La période envisagée s’étend de la fin du XIXe siècle – correspondant à une phase de « trivialisation » des images, de plus en plus accessibles – jusqu’à l’époque contemporaine et les bouleversements induits par les images numériques, leur production, leur circulation et leur appropriation.
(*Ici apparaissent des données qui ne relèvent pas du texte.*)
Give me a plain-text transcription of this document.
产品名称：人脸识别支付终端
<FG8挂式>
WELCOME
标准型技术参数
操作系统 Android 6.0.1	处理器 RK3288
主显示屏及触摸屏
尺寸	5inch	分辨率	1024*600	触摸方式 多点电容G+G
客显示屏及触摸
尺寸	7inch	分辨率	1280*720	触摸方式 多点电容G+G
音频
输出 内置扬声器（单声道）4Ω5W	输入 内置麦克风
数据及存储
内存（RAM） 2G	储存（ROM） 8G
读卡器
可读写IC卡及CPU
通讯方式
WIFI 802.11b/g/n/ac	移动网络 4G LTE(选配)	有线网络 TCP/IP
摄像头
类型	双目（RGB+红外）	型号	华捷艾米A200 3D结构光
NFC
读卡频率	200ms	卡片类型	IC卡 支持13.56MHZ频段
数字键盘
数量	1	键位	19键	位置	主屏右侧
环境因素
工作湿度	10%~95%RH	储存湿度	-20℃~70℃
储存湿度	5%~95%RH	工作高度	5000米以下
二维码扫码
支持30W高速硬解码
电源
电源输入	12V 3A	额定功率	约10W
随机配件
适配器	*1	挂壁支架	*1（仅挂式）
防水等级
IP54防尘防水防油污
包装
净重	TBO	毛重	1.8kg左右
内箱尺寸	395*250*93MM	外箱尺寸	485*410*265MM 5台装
Un des défis de cet empan chronologique large est de faire la généalogie des pratiques iconographiques contemporaines. Parce que les mutations contemporaines doivent être historicisées, ce projet fait le choix de se pencher, de façon archéologique, sur l’histoire de nos pratiques, en prenant comme exemple, ou plutôt comme terrain, les écrivains.
ENJEUX
Mettre le visuel au centre des études littéraires peut paraître paradoxal. Il s’agit en réalité de repenser l’histoire littéraire par le biais de la culture matérielle des écrivains. Il s’agit autant de montrer le rôle du visuel dans la littérature que celui des écrivains dans la culture visuelle. En faisant l’histoire du maniement, de la manutention et de la manipulation des images par les écrivains, cette recherche permettra de saisir la complexité des phénomènes intermédiaux jusque dans la création la plus contemporaine. Cette traversée des modernités littéraires espère ainsi contribuer au développement d’outils d’analyse de plus en plus nécessaires pour aborder des corpus littéraires qui ne sont pas uniquement textuels.
Dans ce projet, le regard rétrospectif est aussi un pari pour l’avenir et la visibilité de la littérature : rendre les pratiques iconographiques des écrivains plus visibles permet d’accroître la visibilité du fait littéraire lui-même, notamment dans la sphère de l’exposition.